The Finnish Minister of Agriculture and Forestry Sirkka-Liisa Anttila is considering measures to upgrade Salmonella enforcement and legislation on animal feed in the light of the recent outbreak of salmonella originating from the Raisio Feed plant, according to Helsingin Sanomat.
The law on animal feed could be amended so that all soybean products imported for use in chicken and pig feed should be processed in such a way that they are clean of salmonella already before getting into production. Much of the soybean used as a source of protein in the feed is contaminated by salmonella. Even if the factory area is thoroughly cleaned, salmonella is difficult to eradiacte.
Finland is classified as a salmonella-free area in the European Union, and the recent outbreak does not change this, says Maria Teirikko of the Finnish Food Safety Authority (EVIRA). Teirikko stated that there have been no breaches of safety regulations at Raisio Feed that officials would need to react to.
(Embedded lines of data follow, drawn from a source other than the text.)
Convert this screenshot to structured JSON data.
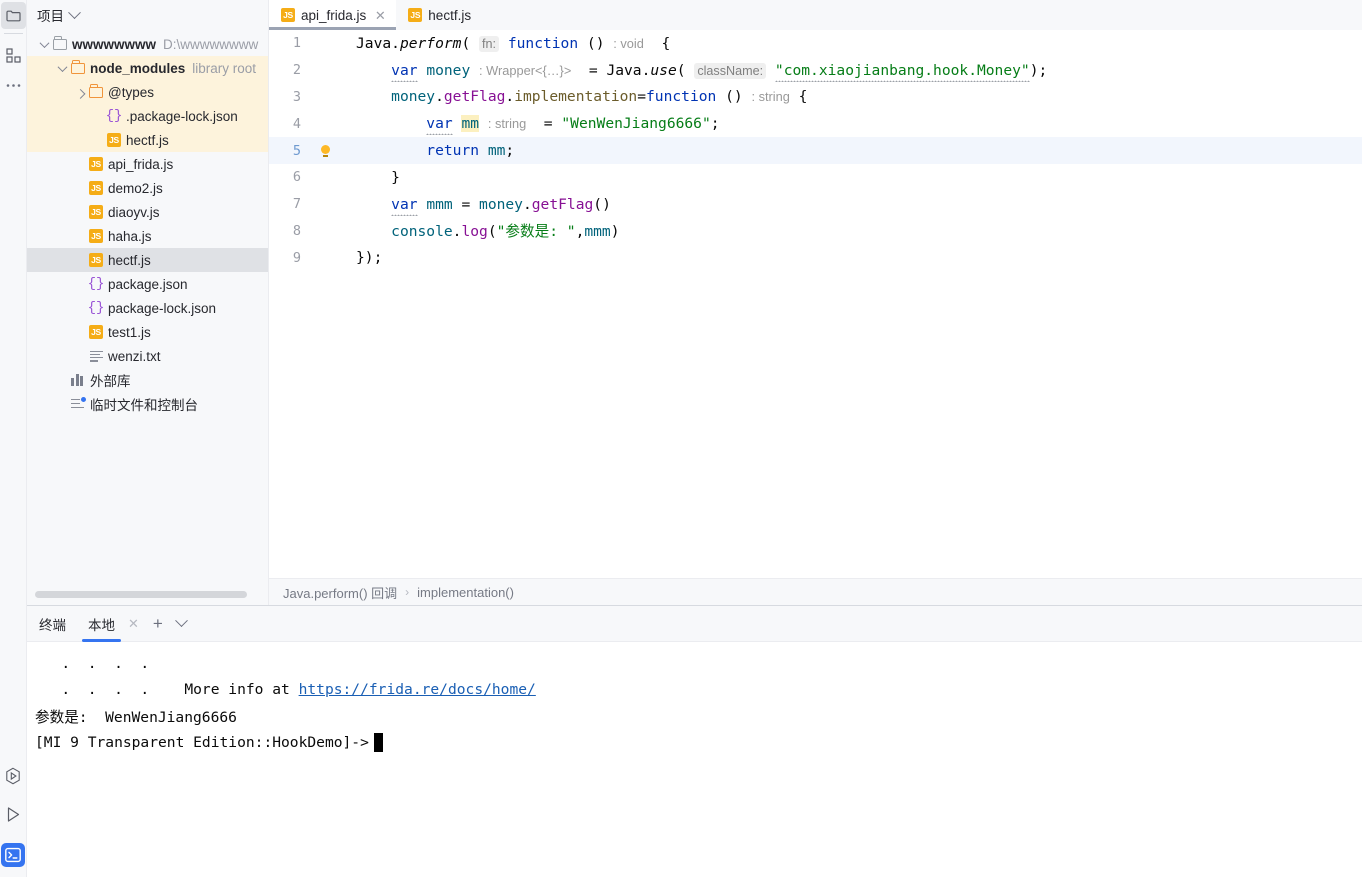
{
  "activity_bar": {
    "items": [
      {
        "name": "project-icon",
        "glyph": "folder",
        "active": true
      },
      {
        "name": "structure-icon",
        "glyph": "grid"
      },
      {
        "name": "more-tool-windows-icon",
        "glyph": "dots"
      }
    ],
    "bottom_items": [
      {
        "name": "run-with-coverage-icon",
        "glyph": "coverage"
      },
      {
        "name": "run-icon",
        "glyph": "play"
      },
      {
        "name": "terminal-icon",
        "glyph": "terminal",
        "active": true
      }
    ]
  },
  "project_panel": {
    "title": "项目",
    "tree": [
      {
        "label": "wwwwwwww",
        "suffix": "D:\\wwwwwwww",
        "icon": "folder",
        "indent": 0,
        "twisty": "open",
        "bold": true
      },
      {
        "label": "node_modules",
        "suffix": "library root",
        "icon": "folder-orange",
        "indent": 1,
        "twisty": "open",
        "lib": true,
        "bold": true
      },
      {
        "label": "@types",
        "suffix": "",
        "icon": "folder-orange",
        "indent": 2,
        "twisty": "closed",
        "lib": true
      },
      {
        "label": ".package-lock.json",
        "suffix": "",
        "icon": "json",
        "indent": 3,
        "twisty": "none",
        "lib": true
      },
      {
        "label": "hectf.js",
        "suffix": "",
        "icon": "js",
        "indent": 3,
        "twisty": "none",
        "lib": true
      },
      {
        "label": "api_frida.js",
        "suffix": "",
        "icon": "js",
        "indent": 2,
        "twisty": "none"
      },
      {
        "label": "demo2.js",
        "suffix": "",
        "icon": "js",
        "indent": 2,
        "twisty": "none"
      },
      {
        "label": "diaoyv.js",
        "suffix": "",
        "icon": "js",
        "indent": 2,
        "twisty": "none"
      },
      {
        "label": "haha.js",
        "suffix": "",
        "icon": "js",
        "indent": 2,
        "twisty": "none"
      },
      {
        "label": "hectf.js",
        "suffix": "",
        "icon": "js",
        "indent": 2,
        "twisty": "none",
        "selected": true
      },
      {
        "label": "package.json",
        "suffix": "",
        "icon": "json",
        "indent": 2,
        "twisty": "none"
      },
      {
        "label": "package-lock.json",
        "suffix": "",
        "icon": "json",
        "indent": 2,
        "twisty": "none"
      },
      {
        "label": "test1.js",
        "suffix": "",
        "icon": "js",
        "indent": 2,
        "twisty": "none"
      },
      {
        "label": "wenzi.txt",
        "suffix": "",
        "icon": "txt",
        "indent": 2,
        "twisty": "none"
      },
      {
        "label": "外部库",
        "suffix": "",
        "icon": "library",
        "indent": 1,
        "twisty": "none"
      },
      {
        "label": "临时文件和控制台",
        "suffix": "",
        "icon": "console",
        "indent": 1,
        "twisty": "none"
      }
    ]
  },
  "editor": {
    "tabs": [
      {
        "label": "api_frida.js",
        "icon": "js",
        "active": true,
        "closable": true,
        "close_glyph": "✕"
      },
      {
        "label": "hectf.js",
        "icon": "js",
        "active": false,
        "closable": false
      }
    ],
    "lines": [
      {
        "num": "1",
        "bulb": false
      },
      {
        "num": "2",
        "bulb": false
      },
      {
        "num": "3",
        "bulb": false
      },
      {
        "num": "4",
        "bulb": false
      },
      {
        "num": "5",
        "bulb": true,
        "current": true
      },
      {
        "num": "6",
        "bulb": false
      },
      {
        "num": "7",
        "bulb": false
      },
      {
        "num": "8",
        "bulb": false
      },
      {
        "num": "9",
        "bulb": false
      }
    ],
    "source_lines": [
      "Java.perform( fn: function () : void  {",
      "    var money : Wrapper<{…}>  = Java.use( className: \"com.xiaojianbang.hook.Money\");",
      "    money.getFlag.implementation=function () : string {",
      "        var mm : string  = \"WenWenJiang6666\";",
      "        return mm;",
      "    }",
      "    var mmm = money.getFlag()",
      "    console.log(\"参数是: \",mmm)",
      "});"
    ],
    "breadcrumb": {
      "items": [
        "Java.perform() 回调",
        "implementation()"
      ],
      "separator": "›"
    }
  },
  "terminal": {
    "title": "终端",
    "tab_label": "本地",
    "close_glyph": "✕",
    "add_glyph": "+",
    "options_glyph": "chevron-down",
    "lines": [
      {
        "text": "   .  .  .  ."
      },
      {
        "pre": "   .  .  .  .    More info at ",
        "link": "https://frida.re/docs/home/"
      },
      {
        "text": "参数是:  WenWenJiang6666"
      },
      {
        "prompt": "[MI 9 Transparent Edition::HookDemo]->",
        "cursor": true
      }
    ]
  },
  "colors": {
    "accent": "#3574f0",
    "panel_bg": "#f7f8fa",
    "editor_bg": "#ffffff",
    "library_root_bg": "#fdf3dc",
    "selected_row": "#dfe1e5",
    "current_line": "#f2f6fd",
    "string": "#067d17",
    "keyword": "#0033b3",
    "property": "#871094",
    "local_var": "#00627a",
    "js_icon": "#f5ad17"
  }
}
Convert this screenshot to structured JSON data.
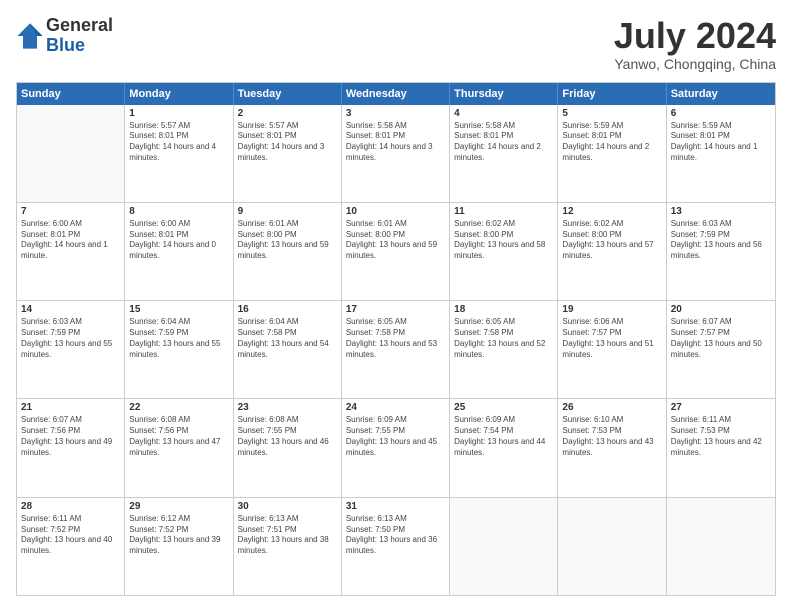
{
  "logo": {
    "general": "General",
    "blue": "Blue"
  },
  "title": "July 2024",
  "location": "Yanwo, Chongqing, China",
  "header_days": [
    "Sunday",
    "Monday",
    "Tuesday",
    "Wednesday",
    "Thursday",
    "Friday",
    "Saturday"
  ],
  "weeks": [
    [
      {
        "day": "",
        "sunrise": "",
        "sunset": "",
        "daylight": ""
      },
      {
        "day": "1",
        "sunrise": "Sunrise: 5:57 AM",
        "sunset": "Sunset: 8:01 PM",
        "daylight": "Daylight: 14 hours and 4 minutes."
      },
      {
        "day": "2",
        "sunrise": "Sunrise: 5:57 AM",
        "sunset": "Sunset: 8:01 PM",
        "daylight": "Daylight: 14 hours and 3 minutes."
      },
      {
        "day": "3",
        "sunrise": "Sunrise: 5:58 AM",
        "sunset": "Sunset: 8:01 PM",
        "daylight": "Daylight: 14 hours and 3 minutes."
      },
      {
        "day": "4",
        "sunrise": "Sunrise: 5:58 AM",
        "sunset": "Sunset: 8:01 PM",
        "daylight": "Daylight: 14 hours and 2 minutes."
      },
      {
        "day": "5",
        "sunrise": "Sunrise: 5:59 AM",
        "sunset": "Sunset: 8:01 PM",
        "daylight": "Daylight: 14 hours and 2 minutes."
      },
      {
        "day": "6",
        "sunrise": "Sunrise: 5:59 AM",
        "sunset": "Sunset: 8:01 PM",
        "daylight": "Daylight: 14 hours and 1 minute."
      }
    ],
    [
      {
        "day": "7",
        "sunrise": "Sunrise: 6:00 AM",
        "sunset": "Sunset: 8:01 PM",
        "daylight": "Daylight: 14 hours and 1 minute."
      },
      {
        "day": "8",
        "sunrise": "Sunrise: 6:00 AM",
        "sunset": "Sunset: 8:01 PM",
        "daylight": "Daylight: 14 hours and 0 minutes."
      },
      {
        "day": "9",
        "sunrise": "Sunrise: 6:01 AM",
        "sunset": "Sunset: 8:00 PM",
        "daylight": "Daylight: 13 hours and 59 minutes."
      },
      {
        "day": "10",
        "sunrise": "Sunrise: 6:01 AM",
        "sunset": "Sunset: 8:00 PM",
        "daylight": "Daylight: 13 hours and 59 minutes."
      },
      {
        "day": "11",
        "sunrise": "Sunrise: 6:02 AM",
        "sunset": "Sunset: 8:00 PM",
        "daylight": "Daylight: 13 hours and 58 minutes."
      },
      {
        "day": "12",
        "sunrise": "Sunrise: 6:02 AM",
        "sunset": "Sunset: 8:00 PM",
        "daylight": "Daylight: 13 hours and 57 minutes."
      },
      {
        "day": "13",
        "sunrise": "Sunrise: 6:03 AM",
        "sunset": "Sunset: 7:59 PM",
        "daylight": "Daylight: 13 hours and 56 minutes."
      }
    ],
    [
      {
        "day": "14",
        "sunrise": "Sunrise: 6:03 AM",
        "sunset": "Sunset: 7:59 PM",
        "daylight": "Daylight: 13 hours and 55 minutes."
      },
      {
        "day": "15",
        "sunrise": "Sunrise: 6:04 AM",
        "sunset": "Sunset: 7:59 PM",
        "daylight": "Daylight: 13 hours and 55 minutes."
      },
      {
        "day": "16",
        "sunrise": "Sunrise: 6:04 AM",
        "sunset": "Sunset: 7:58 PM",
        "daylight": "Daylight: 13 hours and 54 minutes."
      },
      {
        "day": "17",
        "sunrise": "Sunrise: 6:05 AM",
        "sunset": "Sunset: 7:58 PM",
        "daylight": "Daylight: 13 hours and 53 minutes."
      },
      {
        "day": "18",
        "sunrise": "Sunrise: 6:05 AM",
        "sunset": "Sunset: 7:58 PM",
        "daylight": "Daylight: 13 hours and 52 minutes."
      },
      {
        "day": "19",
        "sunrise": "Sunrise: 6:06 AM",
        "sunset": "Sunset: 7:57 PM",
        "daylight": "Daylight: 13 hours and 51 minutes."
      },
      {
        "day": "20",
        "sunrise": "Sunrise: 6:07 AM",
        "sunset": "Sunset: 7:57 PM",
        "daylight": "Daylight: 13 hours and 50 minutes."
      }
    ],
    [
      {
        "day": "21",
        "sunrise": "Sunrise: 6:07 AM",
        "sunset": "Sunset: 7:56 PM",
        "daylight": "Daylight: 13 hours and 49 minutes."
      },
      {
        "day": "22",
        "sunrise": "Sunrise: 6:08 AM",
        "sunset": "Sunset: 7:56 PM",
        "daylight": "Daylight: 13 hours and 47 minutes."
      },
      {
        "day": "23",
        "sunrise": "Sunrise: 6:08 AM",
        "sunset": "Sunset: 7:55 PM",
        "daylight": "Daylight: 13 hours and 46 minutes."
      },
      {
        "day": "24",
        "sunrise": "Sunrise: 6:09 AM",
        "sunset": "Sunset: 7:55 PM",
        "daylight": "Daylight: 13 hours and 45 minutes."
      },
      {
        "day": "25",
        "sunrise": "Sunrise: 6:09 AM",
        "sunset": "Sunset: 7:54 PM",
        "daylight": "Daylight: 13 hours and 44 minutes."
      },
      {
        "day": "26",
        "sunrise": "Sunrise: 6:10 AM",
        "sunset": "Sunset: 7:53 PM",
        "daylight": "Daylight: 13 hours and 43 minutes."
      },
      {
        "day": "27",
        "sunrise": "Sunrise: 6:11 AM",
        "sunset": "Sunset: 7:53 PM",
        "daylight": "Daylight: 13 hours and 42 minutes."
      }
    ],
    [
      {
        "day": "28",
        "sunrise": "Sunrise: 6:11 AM",
        "sunset": "Sunset: 7:52 PM",
        "daylight": "Daylight: 13 hours and 40 minutes."
      },
      {
        "day": "29",
        "sunrise": "Sunrise: 6:12 AM",
        "sunset": "Sunset: 7:52 PM",
        "daylight": "Daylight: 13 hours and 39 minutes."
      },
      {
        "day": "30",
        "sunrise": "Sunrise: 6:13 AM",
        "sunset": "Sunset: 7:51 PM",
        "daylight": "Daylight: 13 hours and 38 minutes."
      },
      {
        "day": "31",
        "sunrise": "Sunrise: 6:13 AM",
        "sunset": "Sunset: 7:50 PM",
        "daylight": "Daylight: 13 hours and 36 minutes."
      },
      {
        "day": "",
        "sunrise": "",
        "sunset": "",
        "daylight": ""
      },
      {
        "day": "",
        "sunrise": "",
        "sunset": "",
        "daylight": ""
      },
      {
        "day": "",
        "sunrise": "",
        "sunset": "",
        "daylight": ""
      }
    ]
  ]
}
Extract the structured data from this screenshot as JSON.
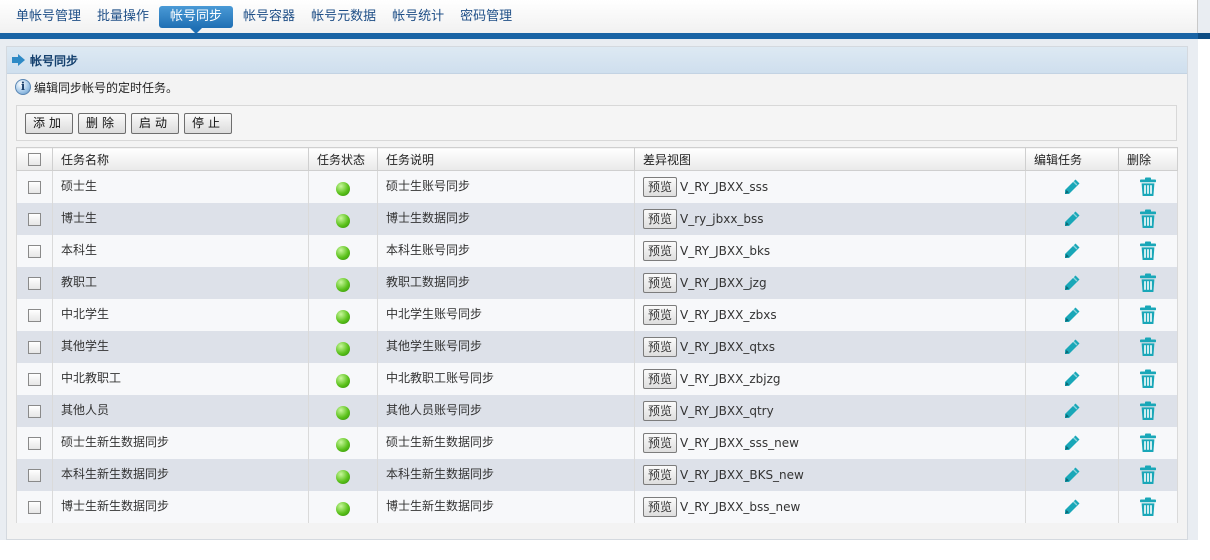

Salmonella spread to a number of chicken and pig farms by the use of infected feed. So far, the salmonella infection has been detected in 31 egg farms and ten pork farms. The contamination led to slaughterings at the infected farms, and the facilities themselves are being disinfected.
2% of Finnish feed
The infected feed was manufactured on production line seven at Raisio Feed, which produces about 2% of all feed used in Finland. Matti Aho, a senior official at the Ministry of Agriculture and Forestry, says that salmonella is eliminated if the feed is heated sufficiently during production. At the Raisio plant, the temperature was probably not raised high enough.
Raisio CEO Matti Rihko says that the constant pressure caused by the risk of salmonella applies to the entire animal feed industry. “We perform twice as many salmonella tests as are required.”